Drug-induced CNS Depression
ADULTS: Maximum daily dose is 3 g. Bolus IV injection Priming dose is 2 mg/kg. Repeat in 5 min. Depending on response, may give q 1 to 2 hr. Intermittent IV infusion Priming dose is 2 mg/kg. If respirations improve, give by IV infusion at 1 to 3 mg/min. Discontinue after 2 hr or if patient awakens.
Acute Hypercapnia from COPD
ADULTS: IV infusion 2 mg/ml with initial rate of 1 to 2 mg/min; may increase to maximum of 3 mg/min; discontinue after 2 hr.
Interactions
Cyclopropane, enflurane, halothane: To prevent arrhythmias, wait ³ 10 min after stopping these anesthetics before giving doxapram. MAO inhibitors, sympathomimetics: Increased risk of hypertension. Muscle relaxants: Residual effects may be temporarily masked by doxapram. Incompatibilities: Do not add to or give with alkaline solutions such as aminophylline, thiopental or sodium bicarbonate.
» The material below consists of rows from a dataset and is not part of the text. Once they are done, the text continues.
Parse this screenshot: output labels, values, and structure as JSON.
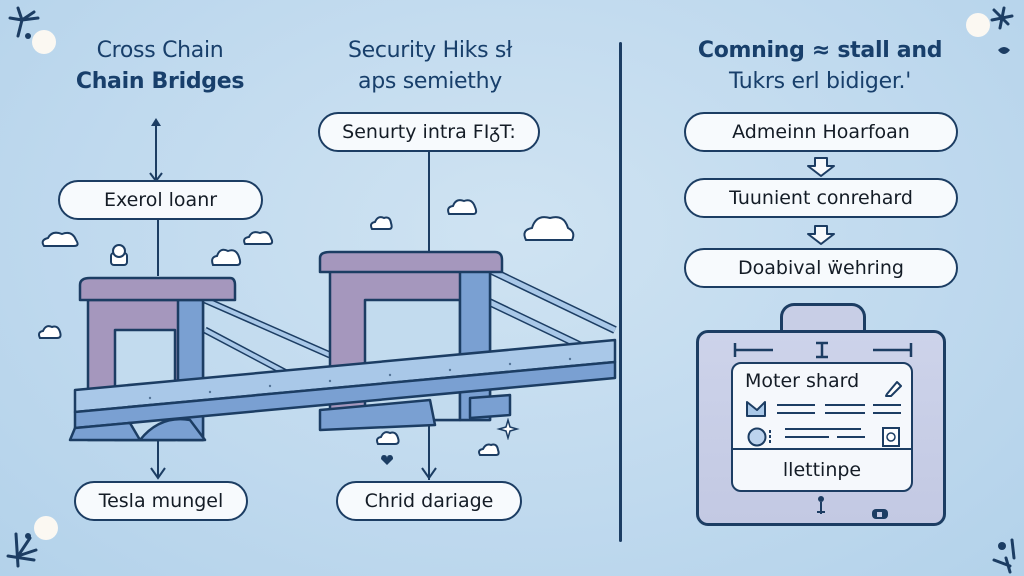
{
  "columns": {
    "left": {
      "title_line1": "Cross Chain",
      "title_line2": "Chain Bridges",
      "top_node": "Exerol loanr",
      "bottom_node": "Tesla mungel"
    },
    "middle": {
      "title_line1": "Security Hiks sł",
      "title_line2": "aps semiethy",
      "top_node": "Senurty intra FIᵹT:",
      "bottom_node": "Chrid dariage"
    },
    "right": {
      "title_line1": "Comning ≈ stall and",
      "title_line2": "Tukrs erl bidiger.'",
      "steps": [
        "Admeinn Hoarfoan",
        "Tuunient conrehard",
        "Doabival ẅehring"
      ],
      "card": {
        "title": "Moter shard",
        "footer": "llettinpe"
      }
    }
  },
  "icons": {
    "decor_top_left": "starburst-icon",
    "decor_top_right": "starburst-icon",
    "decor_bottom_left": "starburst-icon",
    "decor_bottom_right": "starburst-icon",
    "bridge": "suspension-bridge-illustration",
    "briefcase": "briefcase-icon",
    "pencil": "pencil-icon",
    "flag": "flag-icon",
    "avatar": "avatar-circle-icon",
    "qr": "qr-code-icon",
    "cloud": "cloud-icon"
  },
  "colors": {
    "background": "#c2dbee",
    "ink": "#1c3d63",
    "title_text": "#183f6b",
    "tower": "#a597bd",
    "deck": "#7aa0d2",
    "deck_top": "#a9c8e8"
  }
}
Lab Test Interferences None well documented.
Adverse Reactions
CV: Arrhythmias; tachycardia; increased BP; tightness in chest; chest pain; phlebitis. CNS: Seizures; paresthesia; increased reflexes; disorientation; dizziness; involuntary movements. EENT: Mydriasis. GI: Nausea; vomiting; diarrhea; desire to defecate. GU: Urinary incontinence and retention; elevation of BUN. HEMA: Hemolysis (with rapid infusion). RESP Laryngospasm; bronchospasm; rebound hypoventilation; cough; hiccoughs; dyspnea. OTHER: Flushing; feelings of warmth; sweating.
Precautions
Pregnancy: Category B. Lactation: Undetermined. Children: Safety and efficacy not established in children < 12 yr. Doxapram contains benzl alcohol, which has been associated with fatal gasping syndrome in premature infants. COPD patients: Do not increase infusion rate in severely ill patients; drug may increase work of breathing. Drug-induced CNS and respiratory depression: Used as adjunct to supportive care. Postanesthesia: Do not use as antidote for opiates or neuromuscular blockers.
PATIENT CARE CONSIDERATIONS
Administration/Storage
- Ensure that patent airway has been established before administration.
- Do not give in conjunction with mechanical ventilation.
- Have readily available oxygen, IV barbiturates (eg, Valium) and resuscitative equipment.
- Allow 10 min after administration of anesthetic before starting infusion.
- Rotate injection sites to avoid skin irritation.
- For intermittent infusion, dilute 250 mg in 250 ml of D5W, D10W or 0.9% normal saline for concentration of 1 mg/ml. Dilute 400 mg in 180 ml of IV fluid for 2 mg/ml concentration.
- Store at room temperature.
Assessment/Interventions
- Obtain patient history, including drug history and any known allergies. Note any history of seizure disorder.
- Assess BP, pulse, deep tendon reflexes, neurologic status, ECG and ABGs before infusion and q 30 min during infusion.
- Institute seizure precautions before administering drug.
- Assess for poststimulation respiratory depression for ³ 30 min to 1 hr after patient becomes alert.
- Monitor respiratory status. Position patient on side in slightly elevated position to prevent aspiration.
- Monitor BP and deep tendon reflexes to prevent overdosage.
- Monitor patient's CBC since rapid infusion can cause hemolysis.
- If ABGs deteriorate, notify physician immediately. Drug may need to be discontinued and mechanical ventilation started.
- Check infusion site regularly for extravasation, skin irritation and signs of thrombophlebitis.
OVERDOSAGE: SIGNS & SYMPTOMS
Severe hypertension, tachycardia, hyperactive reflexes or seizures
Patient/Family Education
- Instruct patient/family to notify physician immediately if shortness of breath worsens.